The Epson V600 flatbed scanner offers these features. In my workflow, I capture RAW linear DNG with VueScan and enable all of these features. In the preview, a default exposure level will be proposed. I always adjust it, either based on values of identical film emulsions I scanned earlier, or based on the level of over- (darker) or under-exposure (lighter) of the frames.
I have this series of underexposed captures taken in low light from mixed sources like tungsten and energy saving fluorescent bulbs. Straightforward conversions were so-so and I wanted to test how Negative Lab Pro handles such takes depending on how I exposed the “scans” and what effect different border buffer widths (BBW) could produce.
Here is a “contact sheet” showing the results. Please take them with a grain of salt because of what’s in the image like candles and scarcity of different colours.
From top left per row
1.: Conversions of captures with increasing exposure (roughly 0-2 EV in thirds) and BBW=0
2.: Conversions of captures with increasing exposure (roughly 0-2 EV in thirds) and BBW=5
3.: Conversions of captures with increasing exposure (roughly 0-2 EV in thirds) and BBW=10
4.: Conversions of captures with increasing exposure (roughly 0-2 EV in thirds) and BBW=15
5.: Conversions of captures with increasing exposure (roughly 0-2 EV in thirds) and BBW=20
6.: Conversions of captures with increasing exposure (roughly 0-2 EV in thirds) and BBW=25
The widest border buffer produced bright results because the candles were cut off.

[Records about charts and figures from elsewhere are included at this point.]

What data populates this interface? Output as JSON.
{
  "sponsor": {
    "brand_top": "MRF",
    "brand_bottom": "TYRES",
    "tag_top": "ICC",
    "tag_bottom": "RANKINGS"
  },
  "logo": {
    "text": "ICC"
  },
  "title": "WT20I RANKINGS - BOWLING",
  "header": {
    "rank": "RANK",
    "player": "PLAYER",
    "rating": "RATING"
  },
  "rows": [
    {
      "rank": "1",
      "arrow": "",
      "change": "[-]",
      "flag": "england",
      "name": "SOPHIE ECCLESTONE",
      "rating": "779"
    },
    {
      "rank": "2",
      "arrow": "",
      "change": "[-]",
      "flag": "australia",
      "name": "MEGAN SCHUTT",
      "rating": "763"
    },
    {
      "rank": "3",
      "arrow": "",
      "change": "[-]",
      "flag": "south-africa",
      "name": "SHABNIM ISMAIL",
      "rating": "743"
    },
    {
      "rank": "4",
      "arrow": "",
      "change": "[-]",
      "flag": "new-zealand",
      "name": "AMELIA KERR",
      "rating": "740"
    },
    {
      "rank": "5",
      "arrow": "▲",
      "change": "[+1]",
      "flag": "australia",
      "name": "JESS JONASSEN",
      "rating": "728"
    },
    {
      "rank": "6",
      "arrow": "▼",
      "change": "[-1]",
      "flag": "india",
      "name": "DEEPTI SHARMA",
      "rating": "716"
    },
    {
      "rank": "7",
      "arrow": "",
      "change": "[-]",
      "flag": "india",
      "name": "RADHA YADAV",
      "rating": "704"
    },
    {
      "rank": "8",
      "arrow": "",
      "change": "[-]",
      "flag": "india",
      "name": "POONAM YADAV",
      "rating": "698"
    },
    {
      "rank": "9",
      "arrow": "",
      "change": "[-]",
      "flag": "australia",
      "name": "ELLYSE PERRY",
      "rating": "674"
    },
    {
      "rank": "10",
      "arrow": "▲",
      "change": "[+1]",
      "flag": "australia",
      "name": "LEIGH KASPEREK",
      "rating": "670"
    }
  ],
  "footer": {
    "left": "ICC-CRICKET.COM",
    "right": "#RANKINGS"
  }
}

Therefore, NLP adjusted the white point based on the furniture behind the person, while all other conversions targeted the flames for white points.
→ Lesson: (Cropping off) highlights can greatly influence results.

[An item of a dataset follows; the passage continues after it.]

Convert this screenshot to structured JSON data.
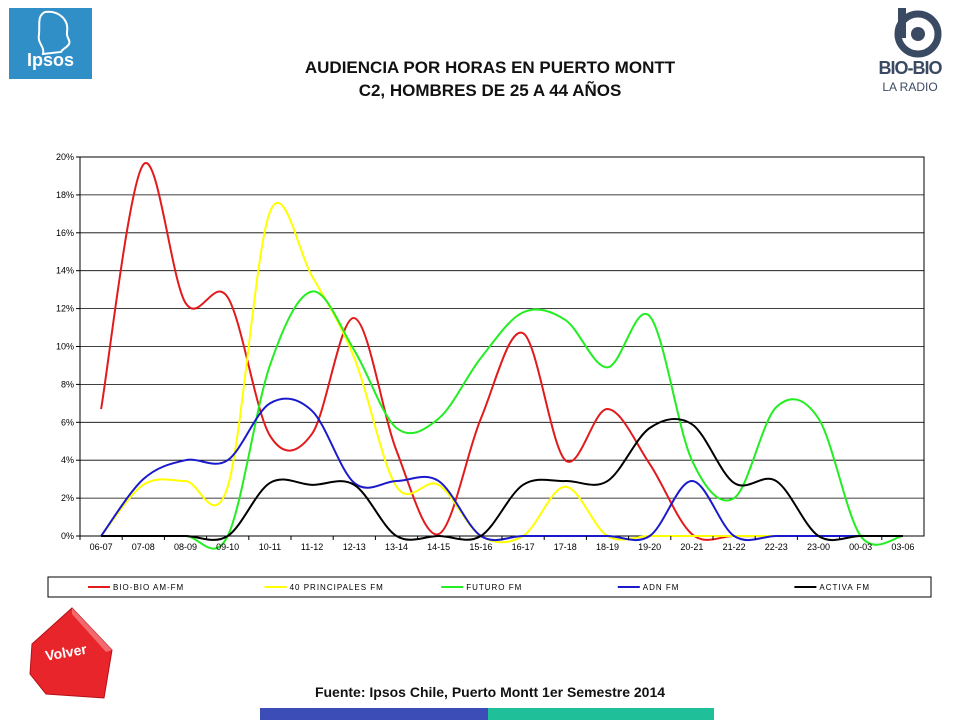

We can see colours casts and shift slightly depending on exposure and BBW. These casts/shifts follow a logic that I can currently only guess … and your guess is as good as mine …
I find the first row to be closest to what I’d want from this take. Results are fairly independent of exposure (nice) even though some colour cast creeps in and out in the series.
All things considered, I recommend to
test systematically the “difficult” negatives of subjects that are worthwhile
accept that conversions are starting points for post-processing, preferably on 16 bit TIFFs
consider cropping off parts with blown highlights before converting. Redo the crop afterwards.
I found this (VERY IN DEPTH) deep dive recently. I will link to the blending portion but the whole piece is fantastic and utilizes NLP. It taught me much more than I expected and explained all the processes. For certain challening images, blending + NLP seems to be an incredible tool. Could be useful here, though I know its extra steps.